How’s this for irony? In the middle of the Swinging Sixties, Great Britain abolished hanging. On Nov. 9, 1965, it stopped swinging. Great news for progressives; less so for Harry Wade, the nation’s second-best hangman, in Martin McDonagh’s “Hangmen.” As characters go, Wade is pure McDonagh – right up there with the two-bit hitmen of the writer’s film “In Bruges” – and that’s very welcome, given London hasn’t seen a new play by the Irishman since 2003. In its premiere at the Royal Court, “Hangmen” doesn’t disappoint. It might not hit the breathless delirium of pure farce, but it’s full of gallows humor, twistier than the summer of ’62 and much cleverer than your average comic caper.
We first meet David Morrissey’s Wade mid-execution, dispatching a man charged with murder, who protests his innocence in the strongest of terms. “They could have at least sent Pierrepoint,” he finally yells (referring to England’s well-known longtime executioner), before dropping through the floor, a rope snapping taut in his wake. “We’ll have none of this going down int’ bloody report, neither,” Wade scowls.
Two years later, post-abolition, Wade’s running a pub in Oldham, an industrial town in the north of England. At his bar are a gaggle of star-struck alcoholics, all willing to confirm that Wade had more nous with the noose than anybody, Pierrepoint included. He’s cock of the walk, a king in his castle. His pub, his rules.
That is, until Johnny Flynn’s slick Mooney walks in. With quick wit and a ruffled mop-top, he bamboozles the boozers with his quick metropolitan wit. Mooney flirts with Harry’s wife, then with his teenage daughter — he’s definitely up to something, though it’s never clear what. Is he a journalist out for a scoop or something much, much darker?

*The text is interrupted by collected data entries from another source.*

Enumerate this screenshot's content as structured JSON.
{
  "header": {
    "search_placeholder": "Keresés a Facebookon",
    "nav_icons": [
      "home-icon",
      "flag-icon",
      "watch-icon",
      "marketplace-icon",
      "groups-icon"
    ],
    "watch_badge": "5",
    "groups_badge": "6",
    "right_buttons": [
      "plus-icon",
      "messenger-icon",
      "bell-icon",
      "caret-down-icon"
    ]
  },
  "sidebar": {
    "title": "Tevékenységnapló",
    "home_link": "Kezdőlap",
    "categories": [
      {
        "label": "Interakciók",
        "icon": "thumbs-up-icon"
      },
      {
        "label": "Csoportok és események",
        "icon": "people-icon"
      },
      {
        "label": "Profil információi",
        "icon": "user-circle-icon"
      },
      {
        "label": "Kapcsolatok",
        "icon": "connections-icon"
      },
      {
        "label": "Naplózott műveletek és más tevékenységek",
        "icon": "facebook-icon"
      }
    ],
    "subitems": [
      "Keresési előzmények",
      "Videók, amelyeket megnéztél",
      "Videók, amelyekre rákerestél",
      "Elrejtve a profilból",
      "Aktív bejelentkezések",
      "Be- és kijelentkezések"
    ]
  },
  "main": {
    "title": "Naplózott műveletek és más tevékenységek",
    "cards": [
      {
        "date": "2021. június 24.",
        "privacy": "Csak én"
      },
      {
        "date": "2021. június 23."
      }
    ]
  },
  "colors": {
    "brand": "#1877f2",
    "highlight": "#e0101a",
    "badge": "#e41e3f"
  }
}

All this makes a cracking comic thriller, complete with petty, roundabout dialogue and a series of startling U-turns. McDonagh’s perfectly at home in this sort of backwater setting, full of imbeciles and idiosyncrasies, and his dialogue is more knowing than a pub-quiz champion. Wade’s a perfect Basil Fawlty-esque foil, and Morrissey, in his bowtie and tiny, trim moustache, plays up his pomposity, while Mooney makes a great mystery man, changing tack so regularly that there’s no pinning him down. Flynn finds just the right slippery charisma and charm.
However, McDonagh’s real concern, smuggled in like a file in a cake, is with history: the way it repeats itself, the way it resists change and, even then, only changes gradually, the way it looks in hindsight.
This is 1965: the year of “Satisfaction,” the Race Relations Act and the first major obscenity uttered on British television. Not that you’d know it in Oldham. Wade’s pub looks positively Victorian in Anna Fleischle’s first-rate design: an oak saloon bar, thick with cigarette smog and not a jukebox in sight. Nobody’s swinging in Oldham. Well, almost nobody. Old habits die hard, after all.
The regulars’ attitudes aren’t much better: sexist, racist, homophobic and prehistoric. Even modern-man Mooney chuckles at a “funny looking black fella” in the paper. Chances are none of this lot questioned capital punishment until recently. Indeed Wade rates it as the most dignified death possible. “You haven’t seen all the other methods of execution…” a reporter observes. What, you wonder, are our comparable blindspots? Where will 2065 prove us wrong? Half a century is a long time, but it’s also no time at all.
There’s no certainty like that of a hangman. Imagine doubting, even for a second, the guilt of those you dispatch. You can’t do the job without assuming an absolute faith in the system. That’s McDonagh’s real target: Harry’s steadfastness, his gaggle of cronies nodding him on, his inability to consider alternatives — dismissing his teenage daughter as “mopey” and the plain-speaking old chap at the bar as senile, when they’re the very people he (and we) should heed.
The measure of McDonagh’s mastery is his use of form. The whole point of a plot twist is, of course, that you don’t see it coming; the way it disrupts every pattern and prediction. At the same time, though, “Hangmen” pays its dues to the past: it’s an Ortonesque farce, complete with stiff corpses and cock jokes, with a debt to Pinter’s enigmatic hoodlums. Director Matthew Dunster’s production teeters on the edge of pastiche and, even if you wise up to its twistiness, there’s a lot to love. Expect this one to hang around.